FEDERATED LEARNING MODELS FOR PRIVACY-PRESERVING AI IN ENTERPRISE DECISION SYSTEMS
DOI:
https://doi.org/10.63125/ry033286Keywords:
Federated Learning, Privacy, Security, Governance, FedAvgAbstract
This systematic review examines the role of federated learning (FL) as a privacy-preserving paradigm for enterprise decision systems, synthesizing evidence from 187 peer-reviewed studies. Guided by the Preferred Reporting Items for Systematic Reviews and Meta-Analyses (PRISMA) framework, the review integrates algorithmic, systems, security, sectoral, and governance perspectives to provide a comprehensive account of current knowledge. Findings highlight that foundational algorithms such as FedAvg, FedProx, and SCAFFOLD dominate the methodological landscape, with significant adaptations emerging to address non-IID and unbalanced datasets across distributed organizational silos.
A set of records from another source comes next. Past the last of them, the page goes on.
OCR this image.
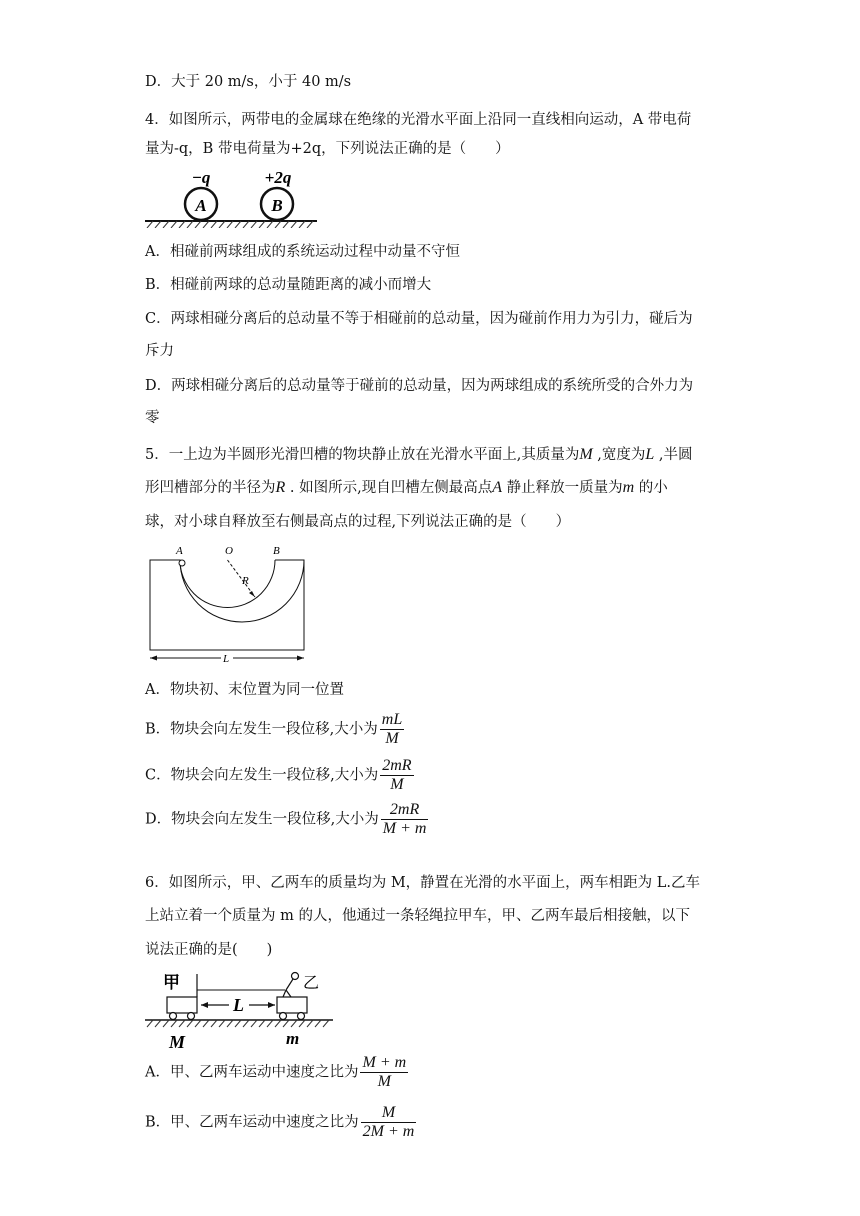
D．大于 20 m/s，小于 40 m/s
4．如图所示，两带电的金属球在绝缘的光滑水平面上沿同一直线相向运动，A 带电荷
量为-q，B 带电荷量为+2q，下列说法正确的是（　　）
−q	+2q
A	B
A．相碰前两球组成的系统运动过程中动量不守恒
B．相碰前两球的总动量随距离的减小而增大
C．两球相碰分离后的总动量不等于相碰前的总动量，因为碰前作用力为引力，碰后为
斥力
D．两球相碰分离后的总动量等于碰前的总动量，因为两球组成的系统所受的合外力为
零
5．一上边为半圆形光滑凹槽的物块静止放在光滑水平面上,其质量为M ,宽度为L ,半圆
形凹槽部分的半径为R . 如图所示,现自凹槽左侧最高点A 静止释放一质量为m 的小
球，对小球自释放至右侧最高点的过程,下列说法正确的是（　　）
A	O	B
R
L
A．物块初、末位置为同一位置
B．物块会向左发生一段位移,大小为 $\frac{mL}{M}$
C．物块会向左发生一段位移,大小为 $\frac{2mR}{M}$
D．物块会向左发生一段位移,大小为 $\frac{2mR}{M + m}$
6．如图所示，甲、乙两车的质量均为 M，静置在光滑的水平面上，两车相距为 L.乙车
上站立着一个质量为 m 的人，他通过一条轻绳拉甲车，甲、乙两车最后相接触，以下
说法正确的是(　　)
甲	乙
L
M	m
A．甲、乙两车运动中速度之比为 $\frac{M + m}{M}$
B．甲、乙两车运动中速度之比为 $\frac{M}{2M + m}$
Privacy-preserving mechanisms—including differential privacy, secure aggregation, homomorphic encryption, and multiparty computation—were consistently applied as layered defenses, balancing mathematical guarantees with empirical resilience. The synthesis further revealed critical vulnerabilities to model poisoning, backdoor attacks, and gradient leakage, alongside defensive strategies such as robust aggregation, anomaly detection, and differential privacy clipping. Sector-specific implementations demonstrate FL’s practical utility in healthcare, finance, retail, logistics, telecommunications, and public services, where it enables collaborative modeling without violating data residency or confidentiality requirements. Governance and ethical frameworks, particularly GDPR, CCPA, and the NIST Privacy Framework, were found to shape deployment practices, while documentation artifacts such as datasheets, model cards, and privacy budget ledgers ensure accountability and transparency. Comparative surveys position FL as an integrative socio-technical architecture that unites distributed optimization, privacy engineering, adversarial robustness, and AI governance into a coherent enterprise-ready model. The review concludes that federated learning provides enterprises with a scalable, secure, and ethically aligned approach to leveraging distributed data while preserving trust and compliance.